ワイン用葡萄の収穫時期といえば、ふつうは秋ですが、アイスワイン用の葡萄は12月から2月頃の真冬、それも気温がマイナス8度以下まで下がったときに限って収穫されます。
通常とは違い秋に葡萄を収穫せず、樹に房をつけたまま冬の到来を待つため、鳥類や昆虫の被害にあい、多くの農場が収穫減を余儀なくされてしまいます。
そして、凍っている間に葡萄を摘み取り搾汁する必要があるため、作業は真冬の極寒の早朝に全て手作業で行い、大変過酷な労働となってしまうのです。
もちろんそんな厳しい状況下で収穫するのには、ちゃんとした理由があります。
収穫されるまでの間、厳しい気候条件のもとで溶けたり凍ったりを繰り返すうちに、葡萄内の水分は徐々に減っていきます。
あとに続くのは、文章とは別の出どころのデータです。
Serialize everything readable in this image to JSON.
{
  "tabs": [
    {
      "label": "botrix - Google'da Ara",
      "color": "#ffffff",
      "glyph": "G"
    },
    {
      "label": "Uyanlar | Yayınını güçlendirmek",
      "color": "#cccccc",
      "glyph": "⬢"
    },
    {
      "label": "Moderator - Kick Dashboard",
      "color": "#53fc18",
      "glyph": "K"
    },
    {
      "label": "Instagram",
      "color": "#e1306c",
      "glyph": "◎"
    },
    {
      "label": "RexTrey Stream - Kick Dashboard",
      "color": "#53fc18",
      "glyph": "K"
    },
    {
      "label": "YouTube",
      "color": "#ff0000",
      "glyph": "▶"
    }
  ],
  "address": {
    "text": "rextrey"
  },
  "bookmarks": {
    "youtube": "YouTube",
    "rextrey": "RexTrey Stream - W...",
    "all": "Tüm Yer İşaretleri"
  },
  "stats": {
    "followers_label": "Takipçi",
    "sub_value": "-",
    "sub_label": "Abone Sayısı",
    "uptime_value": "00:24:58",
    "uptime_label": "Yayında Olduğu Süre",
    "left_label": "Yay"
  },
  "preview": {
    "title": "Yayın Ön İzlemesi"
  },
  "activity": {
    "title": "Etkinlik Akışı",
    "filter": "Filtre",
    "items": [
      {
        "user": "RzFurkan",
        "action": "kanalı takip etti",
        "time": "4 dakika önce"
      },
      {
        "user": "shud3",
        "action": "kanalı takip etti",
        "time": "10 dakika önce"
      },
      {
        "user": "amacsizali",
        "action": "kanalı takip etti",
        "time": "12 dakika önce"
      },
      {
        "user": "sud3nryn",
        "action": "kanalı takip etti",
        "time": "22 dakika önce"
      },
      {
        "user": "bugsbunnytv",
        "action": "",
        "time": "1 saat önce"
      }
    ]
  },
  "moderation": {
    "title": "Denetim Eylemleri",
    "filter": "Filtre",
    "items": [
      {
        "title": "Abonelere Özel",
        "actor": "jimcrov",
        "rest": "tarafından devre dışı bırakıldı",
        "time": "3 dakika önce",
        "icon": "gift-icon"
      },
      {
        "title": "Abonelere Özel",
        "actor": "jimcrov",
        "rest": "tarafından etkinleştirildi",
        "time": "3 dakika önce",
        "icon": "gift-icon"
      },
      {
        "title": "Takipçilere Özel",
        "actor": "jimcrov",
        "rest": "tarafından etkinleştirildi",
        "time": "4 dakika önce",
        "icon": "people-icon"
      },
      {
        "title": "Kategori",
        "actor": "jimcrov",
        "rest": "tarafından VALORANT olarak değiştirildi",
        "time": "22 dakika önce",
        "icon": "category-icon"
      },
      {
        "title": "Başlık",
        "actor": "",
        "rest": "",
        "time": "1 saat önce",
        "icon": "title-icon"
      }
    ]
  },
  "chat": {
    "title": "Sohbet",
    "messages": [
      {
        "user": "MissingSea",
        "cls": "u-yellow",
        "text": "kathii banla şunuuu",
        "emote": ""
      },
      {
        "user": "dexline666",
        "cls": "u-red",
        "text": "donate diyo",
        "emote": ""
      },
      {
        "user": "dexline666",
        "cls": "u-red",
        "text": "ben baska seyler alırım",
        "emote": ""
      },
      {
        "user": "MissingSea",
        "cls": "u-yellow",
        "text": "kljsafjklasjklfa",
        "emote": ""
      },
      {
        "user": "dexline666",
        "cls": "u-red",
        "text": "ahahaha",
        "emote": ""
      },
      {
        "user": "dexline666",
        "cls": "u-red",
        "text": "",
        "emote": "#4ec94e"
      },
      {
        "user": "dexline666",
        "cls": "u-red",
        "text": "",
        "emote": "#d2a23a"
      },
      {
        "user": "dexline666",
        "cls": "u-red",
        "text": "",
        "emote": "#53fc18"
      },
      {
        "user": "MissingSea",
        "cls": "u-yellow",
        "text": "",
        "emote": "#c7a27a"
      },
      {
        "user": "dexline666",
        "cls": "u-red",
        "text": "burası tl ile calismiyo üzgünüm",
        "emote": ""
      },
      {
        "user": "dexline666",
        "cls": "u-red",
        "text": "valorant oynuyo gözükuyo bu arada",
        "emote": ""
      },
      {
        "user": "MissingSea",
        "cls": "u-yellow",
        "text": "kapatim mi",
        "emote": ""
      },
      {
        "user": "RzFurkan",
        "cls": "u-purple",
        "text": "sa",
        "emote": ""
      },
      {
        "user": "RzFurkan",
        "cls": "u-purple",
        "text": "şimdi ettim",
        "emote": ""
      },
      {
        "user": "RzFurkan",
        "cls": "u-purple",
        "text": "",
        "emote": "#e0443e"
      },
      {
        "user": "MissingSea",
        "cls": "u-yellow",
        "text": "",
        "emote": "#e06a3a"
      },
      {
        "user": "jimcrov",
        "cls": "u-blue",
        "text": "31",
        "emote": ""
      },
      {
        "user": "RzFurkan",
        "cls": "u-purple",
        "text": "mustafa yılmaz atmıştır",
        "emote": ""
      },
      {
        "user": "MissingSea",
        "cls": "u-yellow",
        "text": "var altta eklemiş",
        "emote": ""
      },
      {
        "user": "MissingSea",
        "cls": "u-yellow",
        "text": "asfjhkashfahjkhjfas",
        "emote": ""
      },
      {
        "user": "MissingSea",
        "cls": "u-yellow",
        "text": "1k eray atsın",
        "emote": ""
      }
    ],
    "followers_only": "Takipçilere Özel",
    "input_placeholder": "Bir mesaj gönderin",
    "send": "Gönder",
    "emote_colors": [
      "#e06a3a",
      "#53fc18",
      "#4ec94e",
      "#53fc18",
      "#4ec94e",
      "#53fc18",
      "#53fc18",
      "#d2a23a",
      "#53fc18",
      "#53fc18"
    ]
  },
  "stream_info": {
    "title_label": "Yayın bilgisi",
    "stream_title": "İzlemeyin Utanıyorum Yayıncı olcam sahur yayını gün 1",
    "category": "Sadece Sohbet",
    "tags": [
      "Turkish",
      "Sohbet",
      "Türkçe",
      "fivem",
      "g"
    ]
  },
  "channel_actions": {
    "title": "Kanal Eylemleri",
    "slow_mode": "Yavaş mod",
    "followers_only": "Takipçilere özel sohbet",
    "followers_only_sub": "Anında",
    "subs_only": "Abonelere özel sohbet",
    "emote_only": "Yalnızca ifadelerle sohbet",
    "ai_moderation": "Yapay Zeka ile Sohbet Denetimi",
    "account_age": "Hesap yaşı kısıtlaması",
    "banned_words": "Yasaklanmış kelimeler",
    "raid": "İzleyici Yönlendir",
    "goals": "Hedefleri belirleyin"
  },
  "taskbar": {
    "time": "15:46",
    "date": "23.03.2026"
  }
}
一方で果汁は凝縮されて濃度が高まり、そのため通常よりも強い甘みと香りを持つ濃厚なワインができるのです。
収穫した葡萄はすぐに凍ったまま圧力をかけて一気に搾られます。
すると葡萄に残った僅かな水分は凍ったままで、零下でも凍らない甘みと香りの凝縮された果汁だけがごくわずかに得られます。
その量は葡萄一房からわずかスプーン一杯程度、通常のワインと比べると約8分の1程度なのです。
そうして得られた大切な果汁は、6ヶ月間という通常のワインのおよそ8倍もの時間を掛けて丁寧に発酵させられ、ようやくアイスワインは出来上がるのです。
希少なワインなので価格は若干高めですが、厳しい条件下での収穫やその後の発酵にも通常のワインより長い期間をかけることを考えると納得できるでしょう。

■日本でも造られたアイスワインはあるの?
アイスワイン用の葡萄は、完熟して木になったままの状態で凍結する必要があります。しかもマイナス8度以下を記録した日の深夜から明け方にかけて摘みとらなければなりません。
厳密に言うと、国際商標登録されているアイスワインは、日本には存在しません。
つまりフランスのシャンパーニュ地方で作られたスパークリングしかシャンパンと呼べないように、カナダ・ドイツ・オーストリアで作られたものに限り許された名称なのです。
「アイスワイン」は英語圏の呼び名で、本場ドイツでは「アイスヴァイン(EISWEIN)」が正式名称です。
ちなみに、アイスバインとは言い間違えられやすいのですが、こちらはドイツの伝統料理で、塩漬けにした豚の脚を煮込んだものです。

まとめ
葡萄のもつ天然の甘みが凝縮された極上のアイスワイン。自然が育んだ最高級の完熟葡萄から生み出される最も贅沢なワインには、難しい言葉や知識はいりません。
ただただ、そのうっとりするような甘美な世界を堪能し、幸せなひとときを感じてください。